I used fillna to address the 2 missing values. I am not sure how to handle the large decimal values without affecting the current values.

molbdnilo
  • 64,751
  • 3
  • 43
  • 82
Ghada
  • 1
  • 1
  • I was able to solve this issue. I replaced the missing values with 0. – Ghada Sep 09 '22 at 23:16
  • Please read the [description](https://stackoverflow.com/tags/ml/info) of the ML tag. – molbdnilo Sep 10 '22 at 05:33
  • Thank you! I thought it means machine learning. – Ghada Sep 11 '22 at 14:35
  • @Ghada could you please post the solution in answer section. It would help other community members – Madhuraj Vadde Sep 20 '22 at 02:27
  • This is how I resolved the issue: I used the to_numeric() function to convert the string to numeric after removing the spaces in the string. columns = ['flgs', 'proto', 'saddr', 'daddr', 'state', 'category', 'subcategory'] for x in columns: dataframe1[x] = pd.to_numeric(dataframe1[x].str.replace(' ', ''), downcast='float', errors ='coerce').fillna(0) – Ghada Sep 24 '22 at 12:33

1 Answers1

0

Thank you Ghada.
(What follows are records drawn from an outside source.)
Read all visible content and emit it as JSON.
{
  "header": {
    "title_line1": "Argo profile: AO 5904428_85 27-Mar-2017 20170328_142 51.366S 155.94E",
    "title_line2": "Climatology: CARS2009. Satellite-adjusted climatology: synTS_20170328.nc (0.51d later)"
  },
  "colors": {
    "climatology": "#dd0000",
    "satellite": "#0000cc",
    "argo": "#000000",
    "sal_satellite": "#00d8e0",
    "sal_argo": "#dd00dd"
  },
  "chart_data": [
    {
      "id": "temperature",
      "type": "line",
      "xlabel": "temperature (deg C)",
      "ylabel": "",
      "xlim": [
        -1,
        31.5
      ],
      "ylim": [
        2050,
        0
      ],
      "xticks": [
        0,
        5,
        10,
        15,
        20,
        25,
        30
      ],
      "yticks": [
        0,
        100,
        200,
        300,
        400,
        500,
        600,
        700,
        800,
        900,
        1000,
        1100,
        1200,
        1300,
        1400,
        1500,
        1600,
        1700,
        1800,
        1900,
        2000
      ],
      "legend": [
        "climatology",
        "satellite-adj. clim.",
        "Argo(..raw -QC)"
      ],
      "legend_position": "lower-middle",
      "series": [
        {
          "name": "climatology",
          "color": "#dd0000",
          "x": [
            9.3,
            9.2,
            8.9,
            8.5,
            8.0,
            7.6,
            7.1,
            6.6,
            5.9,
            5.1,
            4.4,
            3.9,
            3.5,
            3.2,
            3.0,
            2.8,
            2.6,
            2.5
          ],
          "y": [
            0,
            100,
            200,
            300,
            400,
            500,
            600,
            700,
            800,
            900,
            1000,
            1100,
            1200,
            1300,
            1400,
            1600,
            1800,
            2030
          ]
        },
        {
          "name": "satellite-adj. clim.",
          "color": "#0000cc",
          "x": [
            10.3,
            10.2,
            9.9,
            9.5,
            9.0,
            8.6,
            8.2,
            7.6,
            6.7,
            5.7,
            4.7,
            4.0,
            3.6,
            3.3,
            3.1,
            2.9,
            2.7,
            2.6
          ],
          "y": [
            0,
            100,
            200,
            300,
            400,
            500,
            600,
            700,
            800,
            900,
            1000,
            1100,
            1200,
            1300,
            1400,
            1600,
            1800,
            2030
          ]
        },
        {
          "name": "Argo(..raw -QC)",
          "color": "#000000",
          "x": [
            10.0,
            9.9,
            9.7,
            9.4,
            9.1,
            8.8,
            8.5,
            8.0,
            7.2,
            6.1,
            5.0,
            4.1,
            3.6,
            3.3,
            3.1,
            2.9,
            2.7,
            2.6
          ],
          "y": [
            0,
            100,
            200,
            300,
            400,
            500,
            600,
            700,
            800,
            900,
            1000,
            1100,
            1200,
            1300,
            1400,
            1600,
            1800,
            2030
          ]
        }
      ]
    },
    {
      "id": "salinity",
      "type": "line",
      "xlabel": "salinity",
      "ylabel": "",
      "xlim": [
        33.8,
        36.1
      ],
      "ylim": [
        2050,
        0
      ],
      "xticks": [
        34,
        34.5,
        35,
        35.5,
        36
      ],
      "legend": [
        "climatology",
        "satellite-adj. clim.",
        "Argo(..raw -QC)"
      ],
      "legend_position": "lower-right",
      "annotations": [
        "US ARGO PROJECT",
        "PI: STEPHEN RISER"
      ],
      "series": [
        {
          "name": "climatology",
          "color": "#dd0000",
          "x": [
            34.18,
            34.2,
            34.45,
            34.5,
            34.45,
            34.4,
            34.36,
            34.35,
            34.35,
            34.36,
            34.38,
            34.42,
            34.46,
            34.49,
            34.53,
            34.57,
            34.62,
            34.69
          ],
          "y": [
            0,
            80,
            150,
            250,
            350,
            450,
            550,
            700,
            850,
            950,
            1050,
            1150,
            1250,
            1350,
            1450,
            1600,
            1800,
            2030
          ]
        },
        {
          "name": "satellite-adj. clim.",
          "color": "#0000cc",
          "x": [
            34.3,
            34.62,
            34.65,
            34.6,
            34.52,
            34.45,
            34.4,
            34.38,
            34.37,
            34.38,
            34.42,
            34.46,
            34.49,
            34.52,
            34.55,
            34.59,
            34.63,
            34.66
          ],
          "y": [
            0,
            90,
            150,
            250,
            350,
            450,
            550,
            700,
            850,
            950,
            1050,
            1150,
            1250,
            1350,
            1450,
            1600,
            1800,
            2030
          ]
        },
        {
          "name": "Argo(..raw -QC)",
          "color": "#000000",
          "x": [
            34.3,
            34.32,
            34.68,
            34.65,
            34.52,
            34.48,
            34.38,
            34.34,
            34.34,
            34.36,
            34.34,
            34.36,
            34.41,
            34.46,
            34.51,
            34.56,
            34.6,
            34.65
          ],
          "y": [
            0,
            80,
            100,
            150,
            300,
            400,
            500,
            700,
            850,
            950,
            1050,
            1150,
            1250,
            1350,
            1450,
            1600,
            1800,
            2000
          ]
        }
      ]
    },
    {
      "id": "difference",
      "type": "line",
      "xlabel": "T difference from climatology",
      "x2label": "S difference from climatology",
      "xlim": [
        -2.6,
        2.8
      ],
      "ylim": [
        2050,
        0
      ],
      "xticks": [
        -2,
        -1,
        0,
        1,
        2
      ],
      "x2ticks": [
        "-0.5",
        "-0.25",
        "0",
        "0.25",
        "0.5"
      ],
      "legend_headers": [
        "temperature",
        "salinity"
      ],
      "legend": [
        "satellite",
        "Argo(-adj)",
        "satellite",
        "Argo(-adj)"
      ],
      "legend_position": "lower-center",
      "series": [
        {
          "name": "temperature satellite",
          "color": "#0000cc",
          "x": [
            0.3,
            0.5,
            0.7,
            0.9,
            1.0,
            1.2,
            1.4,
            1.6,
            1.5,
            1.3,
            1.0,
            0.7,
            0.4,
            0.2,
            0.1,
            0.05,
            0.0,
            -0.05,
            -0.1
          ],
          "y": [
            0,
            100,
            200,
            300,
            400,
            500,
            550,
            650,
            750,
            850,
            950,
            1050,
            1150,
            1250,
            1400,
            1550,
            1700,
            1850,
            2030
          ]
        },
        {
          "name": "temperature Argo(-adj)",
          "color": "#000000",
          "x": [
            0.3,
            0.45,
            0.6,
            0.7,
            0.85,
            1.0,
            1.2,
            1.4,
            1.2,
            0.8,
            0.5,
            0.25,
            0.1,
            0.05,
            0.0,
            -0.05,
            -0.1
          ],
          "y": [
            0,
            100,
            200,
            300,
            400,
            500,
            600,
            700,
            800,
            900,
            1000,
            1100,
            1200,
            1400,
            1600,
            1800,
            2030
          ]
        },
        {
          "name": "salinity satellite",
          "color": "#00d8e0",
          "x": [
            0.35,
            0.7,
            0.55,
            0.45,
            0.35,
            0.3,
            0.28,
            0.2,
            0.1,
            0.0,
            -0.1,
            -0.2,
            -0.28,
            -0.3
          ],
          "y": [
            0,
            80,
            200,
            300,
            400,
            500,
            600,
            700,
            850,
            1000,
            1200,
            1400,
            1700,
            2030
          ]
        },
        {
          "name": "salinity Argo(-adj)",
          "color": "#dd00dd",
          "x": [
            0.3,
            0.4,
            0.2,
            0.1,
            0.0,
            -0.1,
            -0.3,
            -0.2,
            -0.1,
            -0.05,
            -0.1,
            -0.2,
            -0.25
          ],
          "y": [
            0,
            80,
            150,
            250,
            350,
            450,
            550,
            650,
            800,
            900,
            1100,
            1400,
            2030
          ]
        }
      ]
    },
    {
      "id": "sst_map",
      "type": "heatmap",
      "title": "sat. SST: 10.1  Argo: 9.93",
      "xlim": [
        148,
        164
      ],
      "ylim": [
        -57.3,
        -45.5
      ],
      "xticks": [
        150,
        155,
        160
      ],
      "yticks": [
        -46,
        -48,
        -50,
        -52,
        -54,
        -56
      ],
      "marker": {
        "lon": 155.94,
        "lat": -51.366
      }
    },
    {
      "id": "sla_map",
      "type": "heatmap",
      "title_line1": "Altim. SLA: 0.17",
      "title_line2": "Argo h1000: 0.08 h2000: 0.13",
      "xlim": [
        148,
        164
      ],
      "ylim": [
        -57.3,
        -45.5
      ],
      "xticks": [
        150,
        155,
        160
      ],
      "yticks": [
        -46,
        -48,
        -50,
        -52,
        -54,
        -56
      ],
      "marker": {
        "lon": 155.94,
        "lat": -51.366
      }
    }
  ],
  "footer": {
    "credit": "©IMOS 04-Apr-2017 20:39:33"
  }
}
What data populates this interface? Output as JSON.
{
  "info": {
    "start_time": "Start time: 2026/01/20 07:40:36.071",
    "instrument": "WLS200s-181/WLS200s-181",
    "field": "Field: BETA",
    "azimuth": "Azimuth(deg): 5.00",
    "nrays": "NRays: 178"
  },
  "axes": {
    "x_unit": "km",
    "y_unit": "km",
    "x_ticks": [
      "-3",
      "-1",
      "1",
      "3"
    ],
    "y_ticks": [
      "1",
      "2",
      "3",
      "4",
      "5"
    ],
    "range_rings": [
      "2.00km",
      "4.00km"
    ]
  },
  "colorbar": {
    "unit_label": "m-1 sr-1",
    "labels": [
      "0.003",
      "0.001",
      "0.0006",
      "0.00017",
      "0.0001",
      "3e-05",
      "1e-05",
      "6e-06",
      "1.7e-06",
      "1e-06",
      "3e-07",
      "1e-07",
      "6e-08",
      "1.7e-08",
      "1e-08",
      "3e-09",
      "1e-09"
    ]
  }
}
Posting your solution into answer section to help other community members.

Used the to_numeric() function to convert the string to numeric after removing the spaces in the string.

columns = ['flgs', 'proto', 'saddr', 'daddr', 'state', 'category', 'subcategory'] for x in columns: dataframe1[x] = pd.to_numeric(dataframe1[x].str.replace(' ', ''), downcast='float', errors ='coerce').fillna(0)

Madhuraj Vadde
  • 1,099
  • 1
  • 5
  • 13